MATERNAL OBESITY CAN CAUSE OBESITY IN THEIR CHILDREN, AND THIS IN TURN CAN INCREASE THE RISK OF THEIR OFFSPRING DEVELOPING A NON-COMMUNICABLE DISEASE. CAN WE PREVENT THIS FROM HAPPENING?
In the past 25 years, there has been a massive growth in research into how diseases originate. Non-communicable diseases (NCDs) are responsible for 70% of deaths worldwide. Maternal status, the extent to which maternal well-being is within normal limits, influences the environment that the embryo experiences. There is a link between a complication in maternal status and the offspring having an increased risk of NCDs in later life. A prime example is that maternal obesity is associated with an increased likelihood in their offspring being overweight or obese, and this obesity raises the individual’s risk of developing a NCD.

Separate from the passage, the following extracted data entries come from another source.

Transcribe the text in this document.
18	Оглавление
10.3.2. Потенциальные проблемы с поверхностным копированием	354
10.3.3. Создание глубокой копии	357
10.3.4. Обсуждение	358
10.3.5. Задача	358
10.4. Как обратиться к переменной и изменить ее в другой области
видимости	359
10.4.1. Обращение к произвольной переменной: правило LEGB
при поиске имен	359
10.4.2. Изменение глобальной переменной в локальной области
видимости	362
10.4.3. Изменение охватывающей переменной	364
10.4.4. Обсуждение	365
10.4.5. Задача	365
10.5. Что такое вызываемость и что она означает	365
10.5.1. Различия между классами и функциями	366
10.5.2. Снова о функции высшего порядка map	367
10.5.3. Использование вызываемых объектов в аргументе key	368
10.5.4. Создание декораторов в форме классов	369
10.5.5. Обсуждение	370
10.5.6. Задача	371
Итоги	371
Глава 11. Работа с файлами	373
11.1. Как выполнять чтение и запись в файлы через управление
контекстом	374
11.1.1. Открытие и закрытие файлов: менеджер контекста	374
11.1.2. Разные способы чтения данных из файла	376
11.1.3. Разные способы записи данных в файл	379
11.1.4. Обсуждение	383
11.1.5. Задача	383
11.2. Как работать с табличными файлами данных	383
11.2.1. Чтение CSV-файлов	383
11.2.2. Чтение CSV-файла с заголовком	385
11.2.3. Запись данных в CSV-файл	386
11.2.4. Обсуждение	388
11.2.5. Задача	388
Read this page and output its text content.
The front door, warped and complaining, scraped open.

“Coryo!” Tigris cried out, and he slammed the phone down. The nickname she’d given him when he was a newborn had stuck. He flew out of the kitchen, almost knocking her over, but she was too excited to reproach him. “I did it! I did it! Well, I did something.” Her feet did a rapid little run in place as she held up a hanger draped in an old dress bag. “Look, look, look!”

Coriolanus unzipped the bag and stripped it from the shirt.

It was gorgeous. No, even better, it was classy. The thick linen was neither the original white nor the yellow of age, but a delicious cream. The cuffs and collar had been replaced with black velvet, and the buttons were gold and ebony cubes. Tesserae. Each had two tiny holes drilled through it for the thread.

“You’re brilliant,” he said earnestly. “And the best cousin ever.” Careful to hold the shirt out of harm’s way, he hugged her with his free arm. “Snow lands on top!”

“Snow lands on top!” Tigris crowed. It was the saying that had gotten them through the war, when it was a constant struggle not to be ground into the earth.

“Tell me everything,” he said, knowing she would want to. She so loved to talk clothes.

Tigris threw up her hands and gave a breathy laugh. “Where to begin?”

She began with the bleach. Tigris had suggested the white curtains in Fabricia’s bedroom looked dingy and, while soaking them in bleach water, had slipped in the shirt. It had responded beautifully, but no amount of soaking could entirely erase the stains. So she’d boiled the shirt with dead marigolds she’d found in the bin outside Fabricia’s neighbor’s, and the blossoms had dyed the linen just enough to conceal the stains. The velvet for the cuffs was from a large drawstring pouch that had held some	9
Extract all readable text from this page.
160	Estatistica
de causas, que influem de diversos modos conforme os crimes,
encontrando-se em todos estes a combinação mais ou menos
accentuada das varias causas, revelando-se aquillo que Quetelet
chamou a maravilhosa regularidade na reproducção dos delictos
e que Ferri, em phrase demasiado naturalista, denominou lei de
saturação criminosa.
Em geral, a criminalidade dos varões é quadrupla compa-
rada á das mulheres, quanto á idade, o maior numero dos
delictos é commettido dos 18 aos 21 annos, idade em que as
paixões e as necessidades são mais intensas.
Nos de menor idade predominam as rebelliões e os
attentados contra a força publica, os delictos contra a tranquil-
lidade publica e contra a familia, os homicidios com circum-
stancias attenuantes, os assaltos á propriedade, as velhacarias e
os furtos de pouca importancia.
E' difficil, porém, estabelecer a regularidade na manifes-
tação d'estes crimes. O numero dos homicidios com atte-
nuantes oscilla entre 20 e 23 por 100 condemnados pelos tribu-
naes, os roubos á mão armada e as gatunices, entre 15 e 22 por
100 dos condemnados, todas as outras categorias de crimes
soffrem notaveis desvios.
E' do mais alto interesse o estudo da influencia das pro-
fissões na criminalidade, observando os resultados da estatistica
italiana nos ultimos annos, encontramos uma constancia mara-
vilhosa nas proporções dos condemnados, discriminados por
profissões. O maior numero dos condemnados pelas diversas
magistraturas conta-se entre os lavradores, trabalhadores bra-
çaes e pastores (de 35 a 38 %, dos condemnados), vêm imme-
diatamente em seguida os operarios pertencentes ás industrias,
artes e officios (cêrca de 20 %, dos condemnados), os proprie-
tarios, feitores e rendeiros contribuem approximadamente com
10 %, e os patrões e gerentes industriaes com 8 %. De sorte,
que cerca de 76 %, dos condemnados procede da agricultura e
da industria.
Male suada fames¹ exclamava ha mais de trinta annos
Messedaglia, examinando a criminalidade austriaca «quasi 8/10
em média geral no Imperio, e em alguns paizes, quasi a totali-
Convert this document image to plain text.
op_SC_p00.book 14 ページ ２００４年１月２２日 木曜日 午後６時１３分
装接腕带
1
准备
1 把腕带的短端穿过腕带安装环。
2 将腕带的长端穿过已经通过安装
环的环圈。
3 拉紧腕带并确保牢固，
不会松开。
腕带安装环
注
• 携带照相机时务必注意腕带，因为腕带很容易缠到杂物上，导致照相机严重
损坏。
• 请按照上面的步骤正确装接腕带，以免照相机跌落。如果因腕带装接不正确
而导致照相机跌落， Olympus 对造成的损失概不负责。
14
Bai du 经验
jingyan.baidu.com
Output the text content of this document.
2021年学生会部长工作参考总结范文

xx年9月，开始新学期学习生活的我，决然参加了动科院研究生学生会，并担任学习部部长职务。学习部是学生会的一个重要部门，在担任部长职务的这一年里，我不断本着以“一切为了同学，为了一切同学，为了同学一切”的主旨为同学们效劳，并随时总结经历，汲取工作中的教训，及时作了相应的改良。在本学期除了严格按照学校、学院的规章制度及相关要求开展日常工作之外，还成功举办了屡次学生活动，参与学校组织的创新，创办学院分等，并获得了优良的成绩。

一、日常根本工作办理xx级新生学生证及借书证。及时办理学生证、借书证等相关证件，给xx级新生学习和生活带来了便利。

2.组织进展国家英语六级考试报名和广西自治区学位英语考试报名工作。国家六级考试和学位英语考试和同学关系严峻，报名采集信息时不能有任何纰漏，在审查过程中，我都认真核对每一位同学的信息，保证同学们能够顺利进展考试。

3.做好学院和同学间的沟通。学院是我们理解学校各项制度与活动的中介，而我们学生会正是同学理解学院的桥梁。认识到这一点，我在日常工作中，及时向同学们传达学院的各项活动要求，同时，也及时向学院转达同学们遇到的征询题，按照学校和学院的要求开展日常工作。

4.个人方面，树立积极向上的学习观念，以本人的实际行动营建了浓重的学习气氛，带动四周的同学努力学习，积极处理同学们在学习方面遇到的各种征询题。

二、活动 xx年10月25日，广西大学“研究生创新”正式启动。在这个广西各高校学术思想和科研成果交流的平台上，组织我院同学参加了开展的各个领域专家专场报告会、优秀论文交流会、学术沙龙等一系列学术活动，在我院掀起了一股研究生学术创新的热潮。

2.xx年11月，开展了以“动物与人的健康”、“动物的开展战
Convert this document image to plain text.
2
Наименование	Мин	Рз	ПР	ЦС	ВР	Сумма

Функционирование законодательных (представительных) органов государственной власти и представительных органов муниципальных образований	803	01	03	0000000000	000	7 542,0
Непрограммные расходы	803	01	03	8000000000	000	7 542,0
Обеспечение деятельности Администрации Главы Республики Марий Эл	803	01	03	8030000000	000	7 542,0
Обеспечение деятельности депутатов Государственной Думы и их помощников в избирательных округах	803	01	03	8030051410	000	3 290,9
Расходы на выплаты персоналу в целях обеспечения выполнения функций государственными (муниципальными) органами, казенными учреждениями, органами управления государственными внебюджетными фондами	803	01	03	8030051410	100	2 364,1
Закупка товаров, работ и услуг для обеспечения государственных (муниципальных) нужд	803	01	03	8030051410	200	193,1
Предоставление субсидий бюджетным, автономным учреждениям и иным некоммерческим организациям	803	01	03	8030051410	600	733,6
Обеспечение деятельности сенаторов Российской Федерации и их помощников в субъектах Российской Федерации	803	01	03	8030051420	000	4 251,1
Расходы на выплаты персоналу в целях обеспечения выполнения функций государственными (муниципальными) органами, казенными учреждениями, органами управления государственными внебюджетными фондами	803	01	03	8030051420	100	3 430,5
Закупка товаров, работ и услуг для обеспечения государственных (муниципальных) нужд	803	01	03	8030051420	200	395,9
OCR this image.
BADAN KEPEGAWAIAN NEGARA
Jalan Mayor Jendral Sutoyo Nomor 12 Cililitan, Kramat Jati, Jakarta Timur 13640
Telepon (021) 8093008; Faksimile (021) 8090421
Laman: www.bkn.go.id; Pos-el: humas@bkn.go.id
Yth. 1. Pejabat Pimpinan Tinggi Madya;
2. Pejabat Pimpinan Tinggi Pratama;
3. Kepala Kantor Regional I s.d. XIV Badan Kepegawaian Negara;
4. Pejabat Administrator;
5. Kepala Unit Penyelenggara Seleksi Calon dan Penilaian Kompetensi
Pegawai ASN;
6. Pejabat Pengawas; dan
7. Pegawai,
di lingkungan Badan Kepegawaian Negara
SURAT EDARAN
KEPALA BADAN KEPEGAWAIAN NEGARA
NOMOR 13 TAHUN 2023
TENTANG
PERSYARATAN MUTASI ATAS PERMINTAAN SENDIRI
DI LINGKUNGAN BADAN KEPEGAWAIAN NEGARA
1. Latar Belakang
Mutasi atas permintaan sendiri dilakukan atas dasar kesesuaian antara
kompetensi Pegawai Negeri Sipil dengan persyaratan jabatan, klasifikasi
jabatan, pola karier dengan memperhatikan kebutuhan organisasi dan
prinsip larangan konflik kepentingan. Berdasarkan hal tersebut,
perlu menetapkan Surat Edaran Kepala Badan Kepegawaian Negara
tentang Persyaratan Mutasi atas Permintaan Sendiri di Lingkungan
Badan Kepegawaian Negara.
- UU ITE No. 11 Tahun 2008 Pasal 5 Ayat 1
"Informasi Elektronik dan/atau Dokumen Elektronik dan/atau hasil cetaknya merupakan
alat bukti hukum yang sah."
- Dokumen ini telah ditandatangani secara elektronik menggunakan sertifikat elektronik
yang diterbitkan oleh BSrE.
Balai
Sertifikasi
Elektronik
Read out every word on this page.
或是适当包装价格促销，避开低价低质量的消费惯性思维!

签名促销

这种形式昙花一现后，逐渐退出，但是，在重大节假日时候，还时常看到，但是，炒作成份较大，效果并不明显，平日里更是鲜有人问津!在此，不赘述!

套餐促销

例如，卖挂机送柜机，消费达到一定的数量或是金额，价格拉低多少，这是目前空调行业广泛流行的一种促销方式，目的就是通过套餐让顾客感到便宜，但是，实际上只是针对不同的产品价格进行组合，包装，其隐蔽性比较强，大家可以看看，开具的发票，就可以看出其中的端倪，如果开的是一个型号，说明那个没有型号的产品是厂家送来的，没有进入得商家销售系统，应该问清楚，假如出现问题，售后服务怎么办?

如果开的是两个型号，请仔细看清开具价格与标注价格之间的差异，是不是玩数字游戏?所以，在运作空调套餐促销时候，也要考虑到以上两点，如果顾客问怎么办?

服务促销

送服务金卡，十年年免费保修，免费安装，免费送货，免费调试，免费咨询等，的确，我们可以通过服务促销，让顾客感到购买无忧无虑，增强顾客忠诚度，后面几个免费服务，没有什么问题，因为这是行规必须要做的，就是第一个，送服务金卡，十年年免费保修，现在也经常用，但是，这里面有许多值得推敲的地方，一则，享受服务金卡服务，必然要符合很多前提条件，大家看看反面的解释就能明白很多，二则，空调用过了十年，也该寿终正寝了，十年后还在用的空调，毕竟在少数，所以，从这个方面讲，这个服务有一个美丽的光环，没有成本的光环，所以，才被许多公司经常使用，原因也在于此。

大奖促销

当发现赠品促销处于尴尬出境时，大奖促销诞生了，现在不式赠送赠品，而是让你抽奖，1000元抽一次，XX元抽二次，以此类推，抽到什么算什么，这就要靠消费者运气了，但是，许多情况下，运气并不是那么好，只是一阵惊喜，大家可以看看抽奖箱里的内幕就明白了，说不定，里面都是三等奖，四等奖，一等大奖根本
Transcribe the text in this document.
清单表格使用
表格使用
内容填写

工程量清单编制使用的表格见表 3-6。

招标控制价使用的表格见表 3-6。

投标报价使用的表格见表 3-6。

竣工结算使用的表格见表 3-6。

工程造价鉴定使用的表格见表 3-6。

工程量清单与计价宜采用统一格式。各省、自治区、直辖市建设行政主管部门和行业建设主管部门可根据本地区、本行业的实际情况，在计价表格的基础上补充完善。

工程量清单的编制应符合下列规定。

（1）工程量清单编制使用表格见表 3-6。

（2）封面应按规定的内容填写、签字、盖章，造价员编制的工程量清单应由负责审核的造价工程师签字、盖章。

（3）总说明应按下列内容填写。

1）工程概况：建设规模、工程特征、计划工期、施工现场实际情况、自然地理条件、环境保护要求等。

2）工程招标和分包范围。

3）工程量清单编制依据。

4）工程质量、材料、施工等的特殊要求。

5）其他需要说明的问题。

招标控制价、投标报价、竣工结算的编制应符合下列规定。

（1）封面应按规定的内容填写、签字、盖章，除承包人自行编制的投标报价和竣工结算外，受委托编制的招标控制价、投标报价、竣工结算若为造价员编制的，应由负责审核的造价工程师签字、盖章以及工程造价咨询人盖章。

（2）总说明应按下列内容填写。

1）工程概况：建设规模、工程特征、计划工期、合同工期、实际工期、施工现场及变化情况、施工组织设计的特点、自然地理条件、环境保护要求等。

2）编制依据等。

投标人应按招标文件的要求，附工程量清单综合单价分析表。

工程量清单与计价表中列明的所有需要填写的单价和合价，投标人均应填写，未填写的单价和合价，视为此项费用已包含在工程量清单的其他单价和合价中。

The main issue with this concept of maternal obesity influencing the risk of NCDs is that it is difficult to intervene. While research has provided evidence that maternal obesity increases the risk of childhood obesity, how can we instil these findings? Should we teach teenage girls that their future children’s wellbeing depends on them caring for their own bodies, where there is a risk that they may not listen or fully understand? Or do we set up schemes where expectant mothers are educated on how to alter their lifestyle, even though it may be too late for these mothers to make a change? Perhaps medical experts could identify children that are at a higher risk of developing NCDs by looking at choices their mother made during pregnancy, and they could then be monitored and taught how to combat their potential increased risk of disease? While these options are all feasible, they all possess problems that need a solution.
LifeLab is a scheme set in place by the University of Southampton, and aims to educate teenagers in science and health literacy to positively impact their understanding of adolescent health-related issues. Through LifeLab, there has been an increase in understanding amongst teenagers that the food they consume now will affect their own future health, and the health of children they may have in the future. The education of young people, particularly women, is paramount in reducing the incidence of NCDs in the future.
It is important that young women learn about gestational nutrition as it has been suggested that there are five major risk factors that increase the risk of childhood obesity: maternal obesity, excessive gestational weight gain, smoking during pregnancy, vitamin D deficiency, and a short duration of breast feeding. When compared to children whose mothers had none of these risk factors, those whose mothers had a combination of four or five risk factors were fivefold more likely to be obese by the time they were six years old. These obese children are at a disadvantage, and are more at risk of developing a NCD in later life than children of a normal weight.
Obesity is a disease that has a multitude of negative effects, including an increased risk of type 2 diabetes and heart disease, and an increased risk of many other NCDs. In our Westernised society, it is imperative that we push for there to be a decrease in obesity to reduce the number of NCDs and to cut NHS costs. With research into the developmental origins of disease, it could be possible to “nip obesity in the bud” and reduce the incidence of overweight in children by teaching mothers that their status during pregnancy could have a negative effect on their own children in later life.